Pour situer l’anorexie mentale
Quand tout allait si bien…
L’apparition de la symptomatologie de l’anorexie est pour bien des familles comme le coup de tonnerre dans un ciel serein. Vraiment rien ne laissait présager la survenue d’une conduite aussi bizarre, aussi entêtée, absurde : jusque-là, « tout était parfait ».
C’était une enfant sage, raisonnable, apparemment autonome, travaillant bien en classe, investissant dans une activité, un sport. Et ce monde sans conflits, tournant comme une horloge suisse, va s’emballer, s’accélérer comme si quelque force démoniaque s’était emparée du mécanisme.
Action traumatique de la puberté :
Cette « force démoniaque » résulte de l’action conjuguée de forces internes et externes excitées par le bouleversement physiologique et psychique de la puberté.
L’âge de survenue de l’anorexie mentale se situe majoritairement de façon péripubertaire, exprimant bien l’impasse devant les remaniements et repositionnements de l’adolescence, mais aussi du même coup soulignant les défauts de la construction antérieure, celle qui semblait si parfaite. Cette perfection, idéalisée par les anorexiques et en relation avec les attentes inconscientes des parents, va se trouver menacée par les débordements du corps : « Quand j’ai eu mes premières règles, j’ai eu très peur. J’étais seule. J’étais chez ma grand- mère. De toute façon, je ne pouvais pas en parler à ma mère. Je pensais qu’elle ne pouvait pas comprendre ».
Je ne comprends pas, je pense que ma mère ne peut pas comprendre : le sang qui coule et qui appelle un sens qui ne vient pas. Avec le sang, c’est un voile qui se déchire, celui de l’Eden d’avant la chute, celui de l’amour céleste, aérien, divin, où la fillette se plaisait à incarner cette enfant parfaite, objet du désir parental.

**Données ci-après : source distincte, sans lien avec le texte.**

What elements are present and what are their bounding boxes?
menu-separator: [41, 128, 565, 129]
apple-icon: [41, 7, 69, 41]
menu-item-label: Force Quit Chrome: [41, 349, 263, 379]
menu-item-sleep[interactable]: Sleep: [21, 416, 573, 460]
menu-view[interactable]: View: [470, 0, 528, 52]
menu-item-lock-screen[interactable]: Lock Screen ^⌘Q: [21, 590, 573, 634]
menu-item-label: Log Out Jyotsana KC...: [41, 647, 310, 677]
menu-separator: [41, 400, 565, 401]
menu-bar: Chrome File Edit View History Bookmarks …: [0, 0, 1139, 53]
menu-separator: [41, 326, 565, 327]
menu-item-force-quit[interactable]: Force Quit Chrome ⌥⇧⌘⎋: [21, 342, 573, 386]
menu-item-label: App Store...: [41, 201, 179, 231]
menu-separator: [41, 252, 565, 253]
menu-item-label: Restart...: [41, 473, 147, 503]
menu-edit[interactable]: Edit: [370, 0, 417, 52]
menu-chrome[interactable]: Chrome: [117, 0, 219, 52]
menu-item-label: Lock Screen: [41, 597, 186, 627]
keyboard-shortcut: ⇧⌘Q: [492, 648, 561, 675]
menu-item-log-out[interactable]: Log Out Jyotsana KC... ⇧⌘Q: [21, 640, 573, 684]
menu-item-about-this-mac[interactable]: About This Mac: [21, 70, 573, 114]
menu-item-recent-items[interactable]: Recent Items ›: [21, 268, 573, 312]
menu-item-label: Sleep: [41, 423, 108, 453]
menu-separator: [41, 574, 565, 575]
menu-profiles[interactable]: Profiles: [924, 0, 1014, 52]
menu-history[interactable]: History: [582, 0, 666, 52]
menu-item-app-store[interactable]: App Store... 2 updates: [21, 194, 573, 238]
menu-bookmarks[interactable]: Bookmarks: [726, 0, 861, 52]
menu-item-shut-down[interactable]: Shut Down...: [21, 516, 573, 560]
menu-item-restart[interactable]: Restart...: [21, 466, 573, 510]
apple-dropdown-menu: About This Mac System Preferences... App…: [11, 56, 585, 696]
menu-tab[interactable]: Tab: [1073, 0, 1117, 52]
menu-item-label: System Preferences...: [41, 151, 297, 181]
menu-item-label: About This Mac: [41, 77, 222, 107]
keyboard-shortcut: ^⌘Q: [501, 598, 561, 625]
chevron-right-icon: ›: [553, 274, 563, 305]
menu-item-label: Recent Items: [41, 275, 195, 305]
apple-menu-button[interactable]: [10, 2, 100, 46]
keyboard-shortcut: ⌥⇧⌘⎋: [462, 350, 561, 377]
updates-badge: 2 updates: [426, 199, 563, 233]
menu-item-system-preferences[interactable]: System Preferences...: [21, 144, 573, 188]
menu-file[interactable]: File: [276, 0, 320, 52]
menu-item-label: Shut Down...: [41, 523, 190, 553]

Puberté et féminité en question :
Ouverture et gonflement sont les deux caractéristiques de la féminité qui se manifestent à Travers les transformations pubertaires, et la potentialité d’une sexualité génitale. Cette ouverture du corps à l’autre interroge, particulièrement chez la femme, la qualité de son fonctionnement narcissique.
Car la puberté pour une fille, c’est le corps qui s’ouvre ou se rouvre, à en saigner. Les défenses narcissiques en réaction à des angoisses archaïques sont mobilisées. Est-ce que la pénétration peut être envisagée psychiquement sans qu’elle résonne inconsciemment d’un trop grand risque d’éclatement, d’éviscération voire de morcellement ? Est-ce qu’elle peut être vécue autrement qu’une effraction qui peut faire vaciller les limites de ce qui est moi ou non-moi ?
Défenses contre l’angoisse :
Le contrôle :
L’anorexique va donc se défendre comme elle le peut, en tentant un contrôle généralisé : il ne faut surtout pas se laisser surprendre, déborder. Le moindre imprévu est une brèche inquiétante qu’il faut colmater au plus vite : tâche sans fin.
L’hyperactivité et le contrôle de type obsessionnel : rituels et compulsions, notamment à compter, organiser sans cesse, travailler sans cesse, sont destinés à maintenir une activité constante de la pensée pour tenir à distance toute effraction possible, toute représentation susceptible d’être gênante.
Mais cette tentative de refouler toute représentation ou fantaisie à caractère sexuel échoue, d’autant que plus elle contrôle et plus la relation à l’aliment se colore sexuellement, renforcée dans la relation aux parents qui rejouent le : « une cuillère, pour l’amour… de Papa ou de Maman ».
L’anorexique peut alors se trouver assiégée, en proie aux tentations intimes, à des représentations orgiaques obsédantes, compulsives. Elle cherche à fermer toutes les portes, et elle s’isole de plus en plus. Le repli est sa seule issue de secours.
Le déni :
Nous évoquions deux aspects de la féminité et si nous avons surtout insisté sur l’ouverture et le risque potentiel que celle-ci fait peser chez l’anorexique, c’est que l’autre aspect, le gonflement, est articulé à celui-ci et y renvoie comme potentialité.
Ses formes naissantes et les regards qu’elle sent s’y poser deviennent dangereux : c’est pourquoi elle est encore et toujours trop grosse, même quand elle est famélique.
C’est le point où s’origine le déni de son image du corps. Car se trouvant toujours « trop grosse », elle continue à travers le déni de son corps squelettique à dénier son corps toujours trop gros de désirs, de pulsions et de sang. C’est celui-là qu’elle continue à voir dans le miroir.